A fixture at the North Dakota Legislative Council who arrived just after the state's unsuccessful 1972 vote on a new state constitution has called it a career.
Jay Buringrud, director of the agency's Legal Services Division, stepped down Thursday after 42 years with the Legislative Council after recently filing a letter tendering his resignation.
A Hillsboro native, Buringrud graduated from the North Dakota State University in 1969 and University of North Dakota School of Law in 1972.
The 1972 state constitutional convention had occurred in early 1972. Buringrud was hired by Legislative Council tasked with overseeing revisions to the constitution if it passed.
"(I was) hired for a nine-month stint," Buringrud said.
Buringrud's position had been funded by the Legislature in anticipation that the new constitution would pass. It failed in April 1972, prior to his arrival to the office in July.
Buringrud worked the time he'd been hired for and stayed on at Legislative Council. The rest is history.
He was promoted to code adviser in 1975. From 1983 to 2008 he served as assistant director in the office, when the agency was split into divisions. Buringrud oversaw the Legal Services Division until Thursday.
One thing he said he was proud of while serving as code adviser was having compiled all different state agency rules and codified them into the North Dakota Administrative Code. He also had received special legislative authority to rearrange, renumber the provisions and publish the state constitution.
The job has largely stayed the same although the tools with which the job is done have evolved enormously, he said.

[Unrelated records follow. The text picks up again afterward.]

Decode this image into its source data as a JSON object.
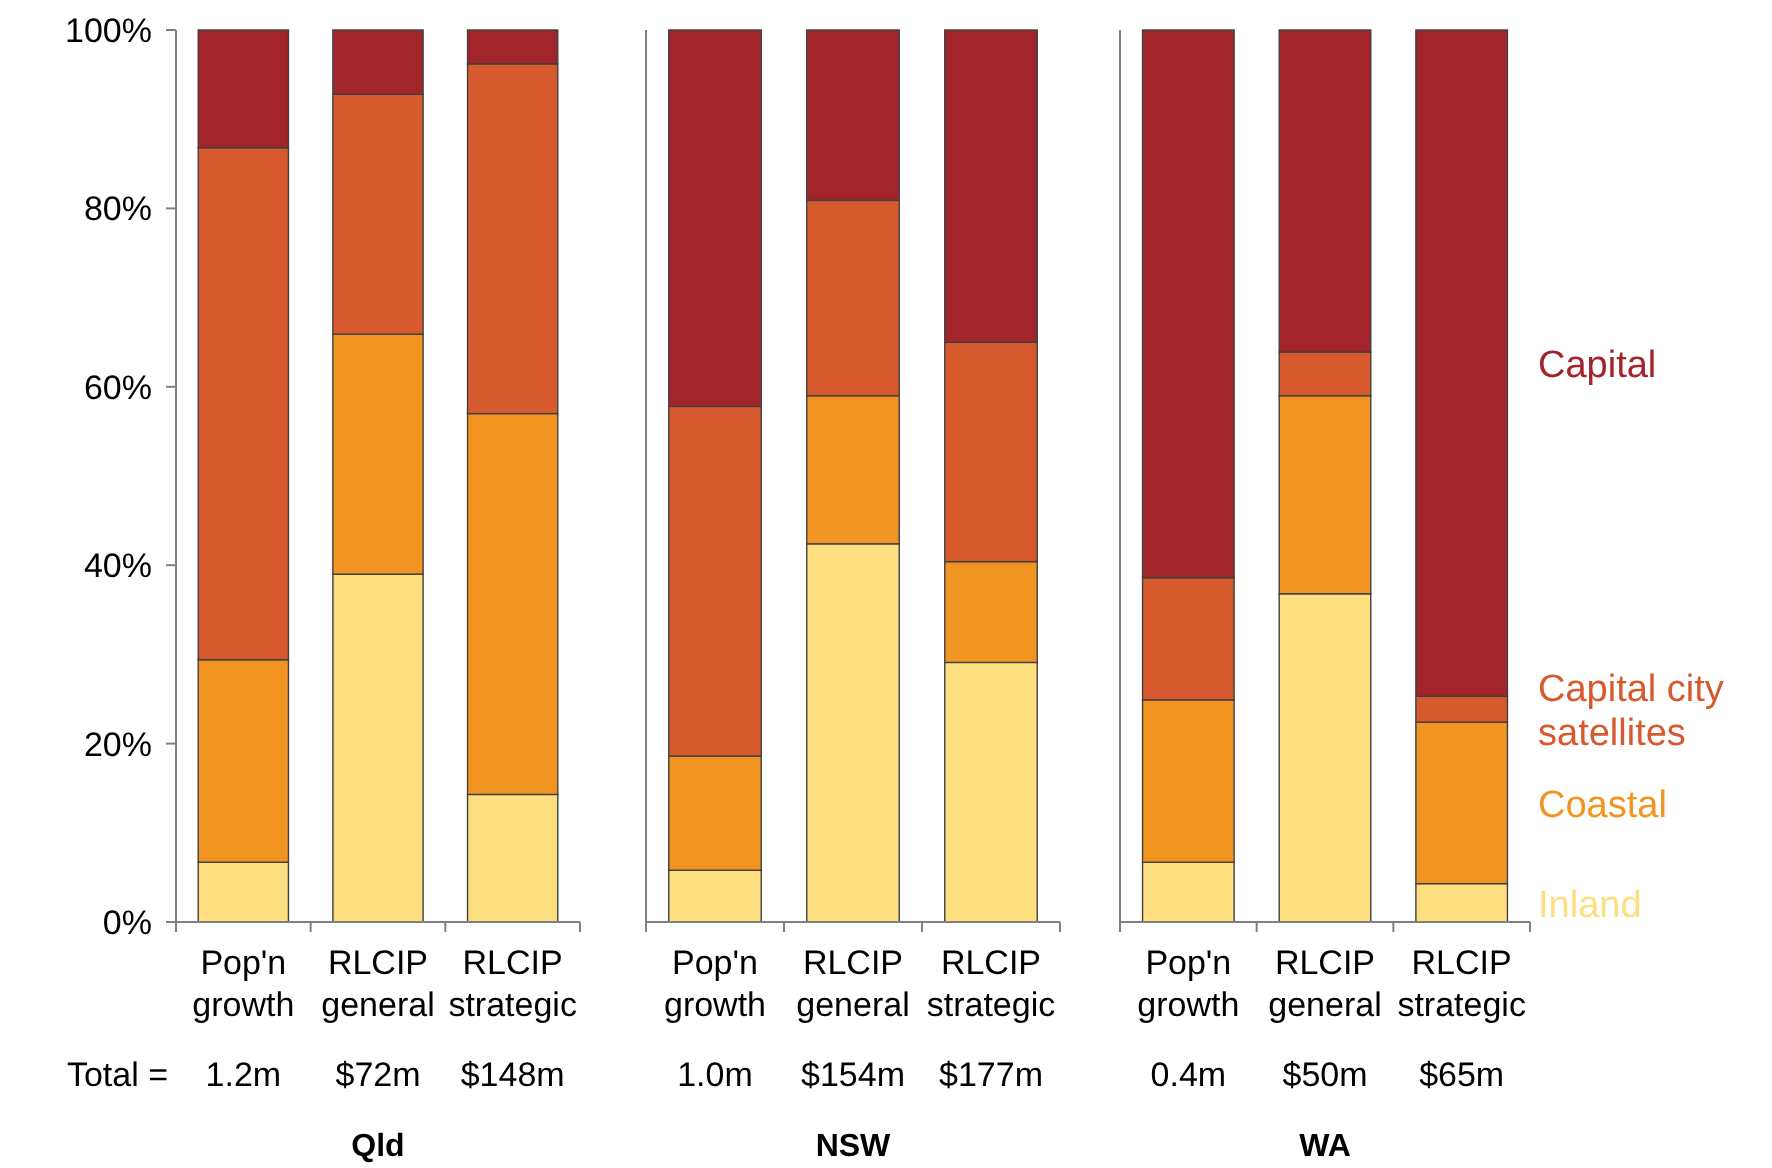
{
  "chart_data": [
    {
      "type": "bar",
      "title": "Qld",
      "stacked": true,
      "categories": [
        "Pop'n growth",
        "RLCIP general",
        "RLCIP strategic"
      ],
      "ylim": [
        0,
        100
      ],
      "yticks": [
        {
          "value": 0,
          "label": "0%"
        },
        {
          "value": 20,
          "label": "20%"
        },
        {
          "value": 40,
          "label": "40%"
        },
        {
          "value": 60,
          "label": "60%"
        },
        {
          "value": 80,
          "label": "80%"
        },
        {
          "value": 100,
          "label": "100%"
        }
      ],
      "annotations": [
        "Total  =",
        "1.2m",
        "$72m",
        "$148m"
      ],
      "series": [
        {
          "color": "#fddf80",
          "values": [
            6.7,
            39.0,
            14.3
          ]
        },
        {
          "color": "#f29422",
          "values": [
            22.7,
            26.9,
            42.7
          ]
        },
        {
          "color": "#d65a2e",
          "values": [
            57.4,
            26.9,
            39.2
          ]
        },
        {
          "color": "#a1252a",
          "values": [
            13.2,
            7.2,
            3.8
          ]
        }
      ]
    },
    {
      "type": "bar",
      "title": "NSW",
      "stacked": true,
      "tick_labels": "x",
      "categories": [
        "Pop'n growth",
        "RLCIP general",
        "RLCIP strategic"
      ],
      "ylim": [
        0,
        100
      ],
      "annotations": [
        "1.0m",
        "$154m",
        "$177m"
      ],
      "series": [
        {
          "color": "#fddf80",
          "values": [
            5.8,
            42.4,
            29.1
          ]
        },
        {
          "color": "#f29422",
          "values": [
            12.8,
            16.6,
            11.3
          ]
        },
        {
          "color": "#d65a2e",
          "values": [
            39.2,
            21.9,
            24.6
          ]
        },
        {
          "color": "#a1252a",
          "values": [
            42.2,
            19.1,
            35.0
          ]
        }
      ]
    },
    {
      "type": "bar",
      "title": "WA",
      "stacked": true,
      "tick_labels": "x",
      "legend": "right",
      "categories": [
        "Pop'n growth",
        "RLCIP general",
        "RLCIP strategic"
      ],
      "ylim": [
        0,
        100
      ],
      "annotations": [
        "0.4m",
        "$50m",
        "$65m"
      ],
      "series": [
        {
          "name": "Inland",
          "color": "#fddf80",
          "values": [
            6.7,
            36.8,
            4.3
          ]
        },
        {
          "name": "Coastal",
          "color": "#f29422",
          "values": [
            18.2,
            22.2,
            18.1
          ]
        },
        {
          "name": "Capital city satellites",
          "color": "#d65a2e",
          "values": [
            13.7,
            4.9,
            2.9
          ]
        },
        {
          "name": "Capital",
          "color": "#a1252a",
          "values": [
            61.4,
            36.1,
            74.7
          ]
        }
      ]
    }
  ]
}
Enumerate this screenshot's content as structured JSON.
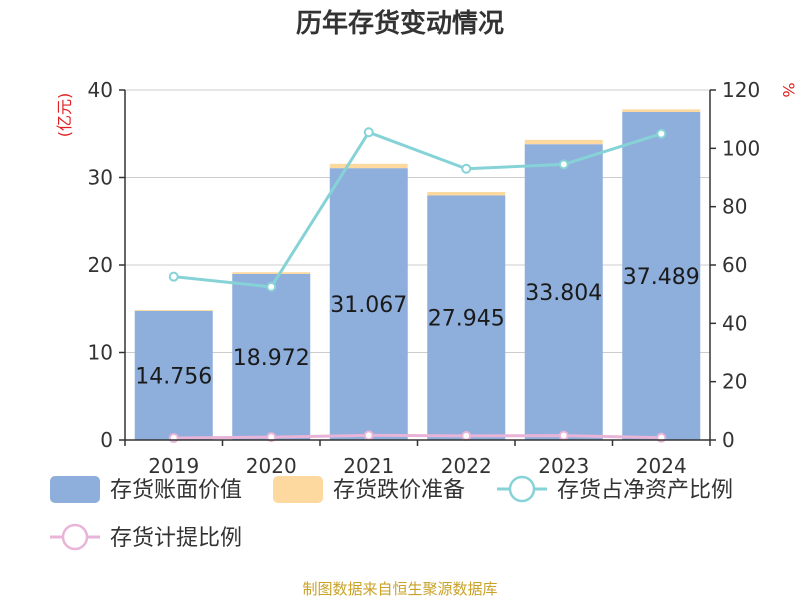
{
  "chart_data": {
    "type": "bar",
    "title": "历年存货变动情况",
    "categories": [
      "2019",
      "2020",
      "2021",
      "2022",
      "2023",
      "2024"
    ],
    "y_left": {
      "unit": "(亿元)",
      "ylim": [
        0,
        40
      ],
      "ticks": [
        "0",
        "10",
        "20",
        "30",
        "40"
      ]
    },
    "y_right": {
      "unit": "%",
      "ylim": [
        0,
        120
      ],
      "ticks": [
        "0",
        "20",
        "40",
        "60",
        "80",
        "100",
        "120"
      ]
    },
    "series": [
      {
        "name": "存货账面价值",
        "type": "bar",
        "axis": "left",
        "stack": "inv",
        "values": [
          14.756,
          18.972,
          31.067,
          27.945,
          33.804,
          37.489
        ],
        "labels": [
          "14.756",
          "18.972",
          "31.067",
          "27.945",
          "33.804",
          "37.489"
        ]
      },
      {
        "name": "存货跌价准备",
        "type": "bar",
        "axis": "left",
        "stack": "inv",
        "values": [
          0.1,
          0.2,
          0.5,
          0.4,
          0.5,
          0.3
        ]
      },
      {
        "name": "存货占净资产比例",
        "type": "line",
        "axis": "right",
        "values": [
          56,
          52.5,
          105.5,
          93,
          94.5,
          105
        ]
      },
      {
        "name": "存货计提比例",
        "type": "line",
        "axis": "right",
        "values": [
          0.7,
          1.0,
          1.6,
          1.4,
          1.5,
          0.8
        ]
      }
    ],
    "grid": true,
    "legend_position": "bottom"
  },
  "colors": {
    "bar_main": "#8eaedb",
    "bar_reserve": "#fdd9a0",
    "line_ratio": "#86d3d7",
    "line_provision": "#e8b4d8",
    "axis": "#333333",
    "grid": "#cccccc"
  },
  "source": "制图数据来自恒生聚源数据库"
}
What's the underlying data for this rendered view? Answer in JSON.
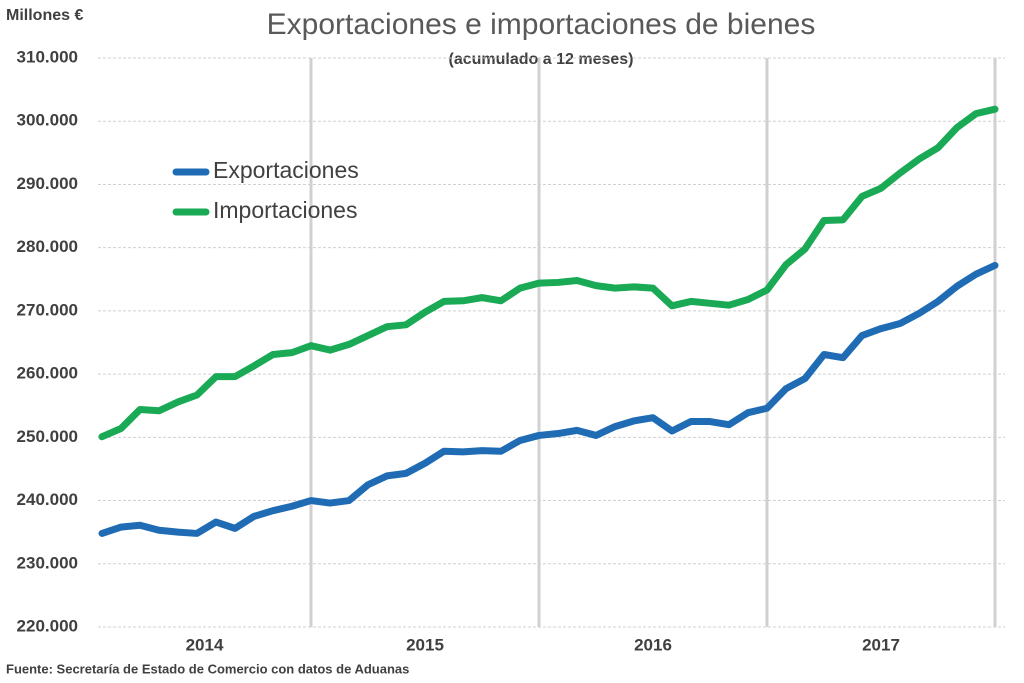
{
  "chart_data": {
    "type": "line",
    "title": "Exportaciones e importaciones de bienes",
    "subtitle": "(acumulado  a 12 meses)",
    "y_axis_label": "Millones €",
    "source": "Fuente: Secretaría de Estado de Comercio con datos de Aduanas",
    "categories": [
      "2014",
      null,
      null,
      null,
      null,
      null,
      null,
      null,
      null,
      null,
      null,
      null,
      "2015",
      null,
      null,
      null,
      null,
      null,
      null,
      null,
      null,
      null,
      null,
      null,
      "2016",
      null,
      null,
      null,
      null,
      null,
      null,
      null,
      null,
      null,
      null,
      null,
      "2017",
      null,
      null,
      null,
      null,
      null,
      null,
      null,
      null,
      null,
      null,
      null
    ],
    "series": [
      {
        "name": "Exportaciones",
        "color": "#1f6cb5",
        "values": [
          234800,
          235800,
          236100,
          235300,
          235000,
          234800,
          236600,
          235600,
          237500,
          238400,
          239100,
          240000,
          239600,
          240000,
          242500,
          243900,
          244300,
          245900,
          247800,
          247700,
          247900,
          247800,
          249500,
          250300,
          250600,
          251100,
          250300,
          251700,
          252600,
          253100,
          251000,
          252500,
          252500,
          252000,
          253900,
          254600,
          257700,
          259300,
          263100,
          262600,
          266100,
          267200,
          268000,
          269600,
          271500,
          273900,
          275800,
          277200
        ]
      },
      {
        "name": "Importaciones",
        "color": "#1aaa55",
        "values": [
          250100,
          251400,
          254400,
          254200,
          255600,
          256700,
          259600,
          259600,
          261300,
          263100,
          263400,
          264500,
          263800,
          264700,
          266100,
          267500,
          267800,
          269800,
          271500,
          271600,
          272100,
          271600,
          273600,
          274400,
          274500,
          274800,
          274000,
          273600,
          273800,
          273600,
          270800,
          271500,
          271200,
          270900,
          271800,
          273300,
          277300,
          279800,
          284300,
          284400,
          288100,
          289400,
          291800,
          294000,
          295800,
          299000,
          301200,
          301900
        ]
      }
    ],
    "ylim": [
      220000,
      310000
    ],
    "yticks": [
      {
        "value": 220000,
        "label": "220.000"
      },
      {
        "value": 230000,
        "label": "230.000"
      },
      {
        "value": 240000,
        "label": "240.000"
      },
      {
        "value": 250000,
        "label": "250.000"
      },
      {
        "value": 260000,
        "label": "260.000"
      },
      {
        "value": 270000,
        "label": "270.000"
      },
      {
        "value": 280000,
        "label": "280.000"
      },
      {
        "value": 290000,
        "label": "290.000"
      },
      {
        "value": 300000,
        "label": "300.000"
      },
      {
        "value": 310000,
        "label": "310.000"
      }
    ],
    "grid": true
  }
}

"The technology has really taken over" Buringrud said.
Buringrud said technology has streamlined the process of researching and revising bill drafts, code and coordinating with lawmakers.
Being with staff and being involved in the process is what he]ll miss most, he said.
Another thing he'll miss is the picking through the nuts and bolts of legal writing.
"I like to know what the laws are. I]m more of a writing, statutory construction type attorney," Buringrud said.
Retired agency director John Olsrud, who worked with Buringrud from the time of his hire until his own retirement several years ago, praised Buringrud's service.
"One area in which he excelled was in mastering legislative rules," Olsrud said via email. "When a leader, especially majority leaders, needed help during a sensitive debate on the floor it was not unusual to see Jay being called in for a consultation. Jay will be hard to replace."
Buringrud said he'll remain in Bismarck with his family and plans to spend time working with several fraternal organizations he's involved with.